TANKS ADVANCE ON SITE
The team of UN chemical weapons inspectors arrived in Syria three days before Wednesday's attack to investigate previous reports of chemical weapons use.
Since Wednesday, the 20-strong team has been waiting in a hotel in Damascus a few miles from the site of what appears to have been the world's worst chemical weapons attack since Saddam Hussein's forces gassed thousands of Iraqi Kurds in 1988.
Their movements must be agreed with the Syrian government, and their inability to reach the site of attacks just a short drive away was symbolic of the failure of global diplomacy to have any real impact during two and a half years of war.
State television showed footage of tanks moving on Sunday into what it said was the eastern Damascus suburb of Jobar, one of the districts where the mass poisoning occurred.
Opposition activists in Damascus said the army was using surface-to-surface missiles and artillery in the area.
"The fact is that much of the evidence could have been destroyed by that artillery bombardment," said Britain's Hague.
Obama met his top military and national security advisers on Saturday to debate options. US naval forces have been repositioned in the Mediterranean to give Obama the option of an armed strike.
Assad's two main allies spoke out in his defense. Iran, echoing Obama's own language, said Washington should not cross a "red line" by attacking Syria. Russia welcomed the decision to allow the UN investigation and said it would be a "tragic mistake" to jump to conclusions over who was to blame.
It is not clear how much impact the UN investigation would have on decision-making by Western countries.
In past incidents, the United States, Britain and France obtained what they said was their own proof that Assad used small amounts of chemical arms. But if the UN team obtains independent evidence, it could be easier to build a diplomatic case for intervention.
BODIES
Throughout a war that has killed more than 100,000 people, the United States and its allies have yet to take direct action, despite saying long ago that Assad must be removed from power.
In June, after concluding that Assad's forces had used a small amount of nerve gas, Obama authorized sending US weapons to Syrian rebels. Those shipments were delayed due to fears that radical Sunni Islamist groups in the opposition could gain further ground in Syria and become a threat to the West.
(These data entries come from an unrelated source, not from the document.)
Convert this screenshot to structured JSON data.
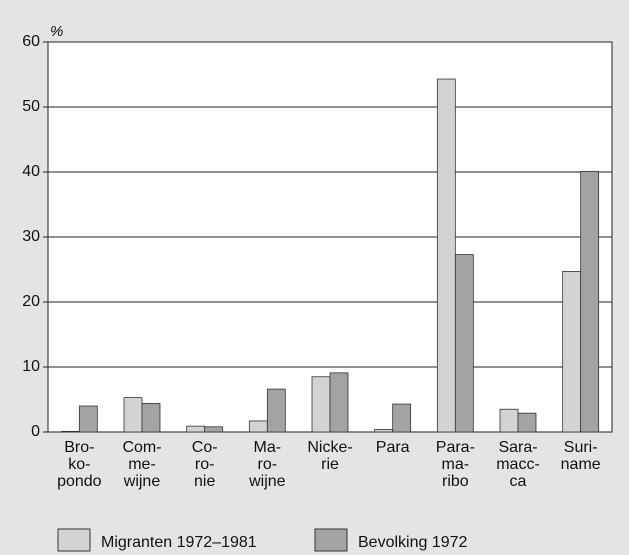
{
  "chart_data": {
    "type": "bar",
    "unit": "%",
    "categories": [
      [
        "Bro-",
        "ko-",
        "pondo"
      ],
      [
        "Com-",
        "me-",
        "wijne"
      ],
      [
        "Co-",
        "ro-",
        "nie"
      ],
      [
        "Ma-",
        "ro-",
        "wijne"
      ],
      [
        "Nicke-",
        "rie"
      ],
      [
        "Para"
      ],
      [
        "Para-",
        "ma-",
        "ribo"
      ],
      [
        "Sara-",
        "macc-",
        "ca"
      ],
      [
        "Suri-",
        "name"
      ]
    ],
    "series": [
      {
        "name": "Migranten 1972–1981",
        "color": "#d3d3d3",
        "values": [
          0.1,
          5.3,
          0.9,
          1.7,
          8.5,
          0.4,
          54.3,
          3.5,
          24.7
        ]
      },
      {
        "name": "Bevolking 1972",
        "color": "#a3a3a3",
        "values": [
          4.0,
          4.4,
          0.8,
          6.6,
          9.1,
          4.3,
          27.3,
          2.9,
          40.1
        ]
      }
    ],
    "ylim": [
      0,
      60
    ],
    "yticks": [
      0,
      10,
      20,
      30,
      40,
      50,
      60
    ],
    "grid": true
  }
}
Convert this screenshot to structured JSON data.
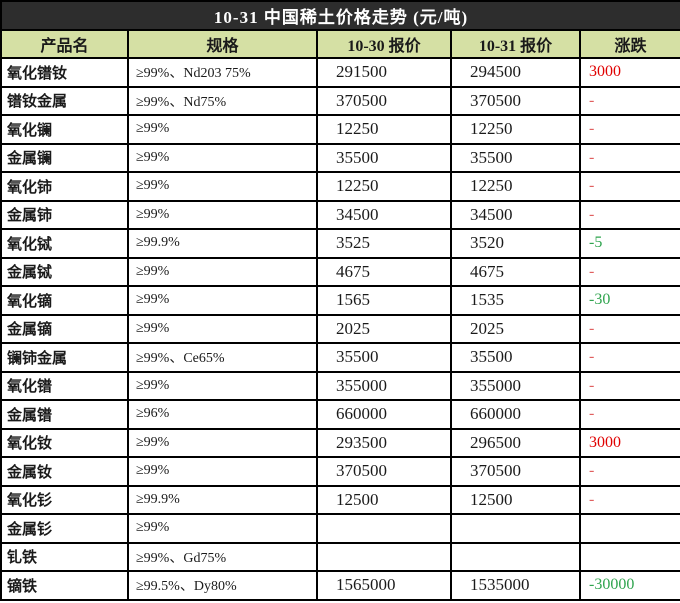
{
  "title": "10-31 中国稀土价格走势 (元/吨)",
  "columns": [
    "产品名",
    "规格",
    "10-30 报价",
    "10-31 报价",
    "涨跌"
  ],
  "colors": {
    "title_bg": "#2d2d2d",
    "header_bg": "#d5e0a4",
    "up_red": "#e00000",
    "down_green": "#2fa44e",
    "flat_dash": "#e06060"
  },
  "rows": [
    {
      "name": "氧化镨钕",
      "spec": "≥99%、Nd203 75%",
      "p1030": "291500",
      "p1031": "294500",
      "change": "3000",
      "change_type": "up"
    },
    {
      "name": "镨钕金属",
      "spec": "≥99%、Nd75%",
      "p1030": "370500",
      "p1031": "370500",
      "change": "-",
      "change_type": "flat"
    },
    {
      "name": "氧化镧",
      "spec": "≥99%",
      "p1030": "12250",
      "p1031": "12250",
      "change": "-",
      "change_type": "flat"
    },
    {
      "name": "金属镧",
      "spec": "≥99%",
      "p1030": "35500",
      "p1031": "35500",
      "change": "-",
      "change_type": "flat"
    },
    {
      "name": "氧化铈",
      "spec": "≥99%",
      "p1030": "12250",
      "p1031": "12250",
      "change": "-",
      "change_type": "flat"
    },
    {
      "name": "金属铈",
      "spec": "≥99%",
      "p1030": "34500",
      "p1031": "34500",
      "change": "-",
      "change_type": "flat"
    },
    {
      "name": "氧化铽",
      "spec": "≥99.9%",
      "p1030": "3525",
      "p1031": "3520",
      "change": "-5",
      "change_type": "down"
    },
    {
      "name": "金属铽",
      "spec": "≥99%",
      "p1030": "4675",
      "p1031": "4675",
      "change": "-",
      "change_type": "flat"
    },
    {
      "name": "氧化镝",
      "spec": "≥99%",
      "p1030": "1565",
      "p1031": "1535",
      "change": "-30",
      "change_type": "down"
    },
    {
      "name": "金属镝",
      "spec": "≥99%",
      "p1030": "2025",
      "p1031": "2025",
      "change": "-",
      "change_type": "flat"
    },
    {
      "name": "镧铈金属",
      "spec": "≥99%、Ce65%",
      "p1030": "35500",
      "p1031": "35500",
      "change": "-",
      "change_type": "flat"
    },
    {
      "name": "氧化镨",
      "spec": "≥99%",
      "p1030": "355000",
      "p1031": "355000",
      "change": "-",
      "change_type": "flat"
    },
    {
      "name": "金属镨",
      "spec": "≥96%",
      "p1030": "660000",
      "p1031": "660000",
      "change": "-",
      "change_type": "flat"
    },
    {
      "name": "氧化钕",
      "spec": "≥99%",
      "p1030": "293500",
      "p1031": "296500",
      "change": "3000",
      "change_type": "up"
    },
    {
      "name": "金属钕",
      "spec": "≥99%",
      "p1030": "370500",
      "p1031": "370500",
      "change": "-",
      "change_type": "flat"
    },
    {
      "name": "氧化钐",
      "spec": "≥99.9%",
      "p1030": "12500",
      "p1031": "12500",
      "change": "-",
      "change_type": "flat"
    },
    {
      "name": "金属钐",
      "spec": "≥99%",
      "p1030": "",
      "p1031": "",
      "change": "",
      "change_type": "none"
    },
    {
      "name": "钆铁",
      "spec": "≥99%、Gd75%",
      "p1030": "",
      "p1031": "",
      "change": "",
      "change_type": "none"
    },
    {
      "name": "镝铁",
      "spec": "≥99.5%、Dy80%",
      "p1030": "1565000",
      "p1031": "1535000",
      "change": "-30000",
      "change_type": "down"
    }
  ]
}
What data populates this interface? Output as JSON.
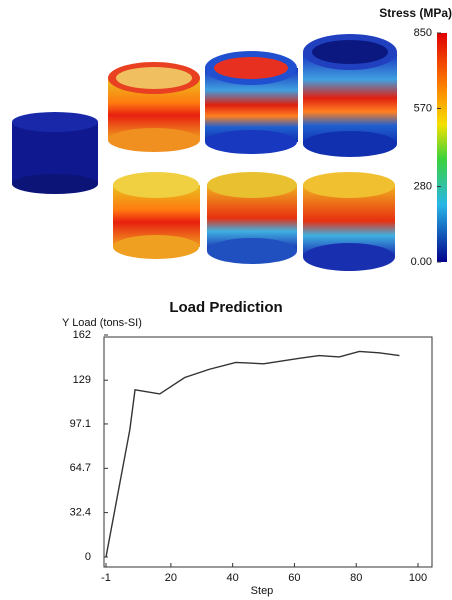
{
  "stress_figure": {
    "colorbar_title": "Stress (MPa)",
    "colorbar_lim": [
      0,
      850
    ],
    "colorbar_ticks": [
      850,
      570,
      280,
      {
        "value": 0,
        "label": "0.00"
      }
    ]
  },
  "chart_data": {
    "type": "line",
    "title": "Load Prediction",
    "y_label": "Y Load (tons-SI)",
    "x_label": "Step",
    "xlim": [
      -1,
      100
    ],
    "xticks": [
      -1,
      20,
      40,
      60,
      80,
      100
    ],
    "ylim": [
      0,
      162
    ],
    "yticks": [
      0,
      32.4,
      64.7,
      97.1,
      129,
      162
    ],
    "series": [
      {
        "color": "#333333",
        "x": [
          -1,
          6.7,
          8.4,
          16.4,
          24.5,
          32.5,
          41,
          50,
          61.6,
          68,
          74.5,
          81,
          87.4,
          94
        ],
        "values": [
          0,
          92.7,
          122,
          119,
          131,
          137,
          142,
          141,
          145,
          147,
          146,
          150,
          149,
          147
        ]
      }
    ]
  }
}
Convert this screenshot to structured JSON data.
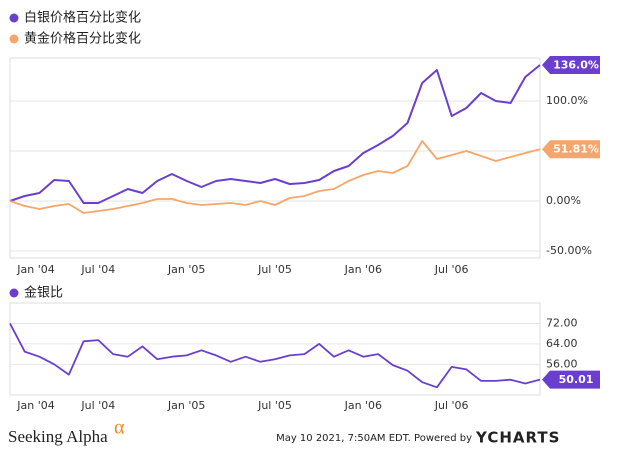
{
  "chart_data": [
    {
      "type": "line",
      "categories": [
        "Jan '04",
        null,
        null,
        null,
        null,
        null,
        "Jul '04",
        null,
        null,
        null,
        null,
        null,
        "Jan '05",
        null,
        null,
        null,
        null,
        null,
        "Jul '05",
        null,
        null,
        null,
        null,
        null,
        "Jan '06",
        null,
        null,
        null,
        null,
        null,
        "Jul '06",
        null,
        null,
        null,
        null,
        null,
        null
      ],
      "series": [
        {
          "name": "白银价格百分比变化",
          "color": "#6a3fd0",
          "values": [
            0,
            5,
            8,
            21,
            20,
            -2,
            -2,
            5,
            12,
            8,
            20,
            27,
            20,
            14,
            20,
            22,
            20,
            18,
            22,
            17,
            18,
            21,
            30,
            35,
            48,
            56,
            65,
            78,
            118,
            131,
            85,
            93,
            108,
            100,
            98,
            124,
            136
          ],
          "value_labels": [
            null,
            null,
            null,
            null,
            null,
            null,
            null,
            null,
            null,
            null,
            null,
            null,
            null,
            null,
            null,
            null,
            null,
            null,
            null,
            null,
            null,
            null,
            null,
            null,
            null,
            null,
            null,
            null,
            null,
            null,
            null,
            null,
            null,
            null,
            null,
            null,
            "136.0%"
          ]
        },
        {
          "name": "黄金价格百分比变化",
          "color": "#f6a66a",
          "values": [
            0,
            -5,
            -8,
            -5,
            -3,
            -12,
            -10,
            -8,
            -5,
            -2,
            2,
            2,
            -2,
            -4,
            -3,
            -2,
            -4,
            0,
            -4,
            3,
            5,
            10,
            12,
            20,
            26,
            30,
            28,
            35,
            60,
            42,
            46,
            50,
            45,
            40,
            44,
            48,
            51.81
          ],
          "value_labels": [
            null,
            null,
            null,
            null,
            null,
            null,
            null,
            null,
            null,
            null,
            null,
            null,
            null,
            null,
            null,
            null,
            null,
            null,
            null,
            null,
            null,
            null,
            null,
            null,
            null,
            null,
            null,
            null,
            null,
            null,
            null,
            null,
            null,
            null,
            null,
            null,
            "51.81%"
          ]
        }
      ],
      "ylim": [
        -57,
        143
      ],
      "yticks": [
        {
          "value": -50,
          "label": "-50.00%"
        },
        {
          "value": 0,
          "label": "0.00%"
        },
        {
          "value": 50,
          "label": "50.00%"
        },
        {
          "value": 100,
          "label": "100.0%"
        }
      ],
      "grid": true
    },
    {
      "type": "line",
      "categories": [
        "Jan '04",
        null,
        null,
        null,
        null,
        null,
        "Jul '04",
        null,
        null,
        null,
        null,
        null,
        "Jan '05",
        null,
        null,
        null,
        null,
        null,
        "Jul '05",
        null,
        null,
        null,
        null,
        null,
        "Jan '06",
        null,
        null,
        null,
        null,
        null,
        "Jul '06",
        null,
        null,
        null,
        null,
        null,
        null
      ],
      "series": [
        {
          "name": "金银比",
          "color": "#6a3fd0",
          "values": [
            72,
            61,
            59,
            56,
            52,
            65,
            65.5,
            60,
            59,
            63,
            58,
            59,
            59.5,
            61.5,
            59.5,
            57,
            59,
            57,
            58,
            59.5,
            60,
            64,
            59,
            61.5,
            59,
            60,
            55.7,
            53.5,
            49,
            47,
            55,
            54,
            49.5,
            49.5,
            50,
            48.5,
            50.01
          ],
          "value_labels": [
            null,
            null,
            null,
            null,
            null,
            null,
            null,
            null,
            null,
            null,
            null,
            null,
            null,
            null,
            null,
            null,
            null,
            null,
            null,
            null,
            null,
            null,
            null,
            null,
            null,
            null,
            null,
            null,
            null,
            null,
            null,
            null,
            null,
            null,
            null,
            null,
            "50.01"
          ]
        }
      ],
      "ylim": [
        44,
        80
      ],
      "yticks": [
        {
          "value": 56,
          "label": "56.00"
        },
        {
          "value": 64,
          "label": "64.00"
        },
        {
          "value": 72,
          "label": "72.00"
        }
      ],
      "grid": true
    }
  ],
  "footer": {
    "brand": "Seeking Alpha",
    "brand_mark": "α",
    "timestamp": "May 10 2021, 7:50AM EDT.  Powered by",
    "source": "YCHARTS"
  }
}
However, Obama is reluctant for the United States to be drawn into another war in the Muslim world after pulling US forces out of Iraq and preparing to withdraw from Afghanistan.
Senator Jack Reed from Obama's Democratic Party said any response had to have international military support and Washington could not get into a "general military operation".
About 60 percent of Americans surveyed in a Reuters/Ipsos poll published on Saturday opposed US intervention. Nine percent thought Obama should act.
The Syrian opposition says between 500 and well over 1,000 civilians were killed by gas in munitions fired by pro-government forces. The medical charity Medecins Sans Frontieres said three hospitals near Damascus had reported 355 deaths in the space of three hours out of about 3,600 admissions with neurotoxic symptoms.
The head of the al Qaeda-linked Nusra Front rebel group has pledged to target communities from Assad's Alawite sect with rockets in revenge.
"For every chemical rocket that had fallen on our people in Damascus, one of their villages will, by the will of God, pay for it," Abu Mohammad al-Golani said in a recording on YouTube.